The sexual power of women was once acknowledged in the saying "boys will be boys." That wasn't so much a dismissal of male misbehavior as recognition that women fundamentally control the emotional realm and must be cautious at all times about its accidental, incidental impact on others. As men have to be careful to restrain their physical strength advantage over women, women have to be careful about their sexual advantage over men. Camille Paglia has been talking about this for 30 years.
Is this to say it's women's fault when men misbehave? Not at all. It's nature's "fault." That's the way we're put together. Most men stay within the bounds of acceptable behavior, which is why society works and civilization continues, but you'd never guess that from the likes of #MeToo, which apparently thinks all men do this sort of thing all the time.

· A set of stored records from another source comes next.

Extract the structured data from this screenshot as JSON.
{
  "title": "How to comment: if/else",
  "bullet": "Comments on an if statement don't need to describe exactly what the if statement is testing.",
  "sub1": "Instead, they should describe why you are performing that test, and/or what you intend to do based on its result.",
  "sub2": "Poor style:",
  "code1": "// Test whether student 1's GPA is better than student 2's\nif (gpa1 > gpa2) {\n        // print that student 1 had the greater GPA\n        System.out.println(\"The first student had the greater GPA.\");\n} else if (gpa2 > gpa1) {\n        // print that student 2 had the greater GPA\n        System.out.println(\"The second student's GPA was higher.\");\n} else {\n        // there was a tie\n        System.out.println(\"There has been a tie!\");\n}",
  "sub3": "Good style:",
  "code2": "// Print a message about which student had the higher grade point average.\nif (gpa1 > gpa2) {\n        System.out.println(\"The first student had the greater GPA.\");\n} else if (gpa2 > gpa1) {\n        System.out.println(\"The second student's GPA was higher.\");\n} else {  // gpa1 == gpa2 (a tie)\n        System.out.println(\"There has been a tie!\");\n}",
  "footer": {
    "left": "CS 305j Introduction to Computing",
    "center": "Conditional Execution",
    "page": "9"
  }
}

Sexual misbehavior should be reported at the time and be pushed hard by the victim if she seriously wants official redress. To do less in hopes of working in the industry is to confess that personal dignity isn't really that important. How many talented women wanted just as desperately to make it in the entertainment industry but went elsewhere rather than surrender the inviolate dignity of their persons? Among possible implications, this could mean that only morally questionable women ever get to the top.
Women are failing themselves when they don't hold the line. This is not to let Placido Domingo off the hook, but coming forth now, all these years and abused women later, is too late. One of the reasons for punishment is to set an example that scares off such behavior by others. One strong woman putting such a man in his place would go a long ways toward arresting such behavior generally by setting a worthy example for how to handle it. The word would quickly get around, and other women would be emboldened to stand up for themselves.
Such unofficial correction works much more quickly, effectively, and satisfyingly than going to the newspapers or the courts. It doesn't have to make headlines, and it doesn't have to be a star learning the lesson. A hefty right cross to the snout should do it.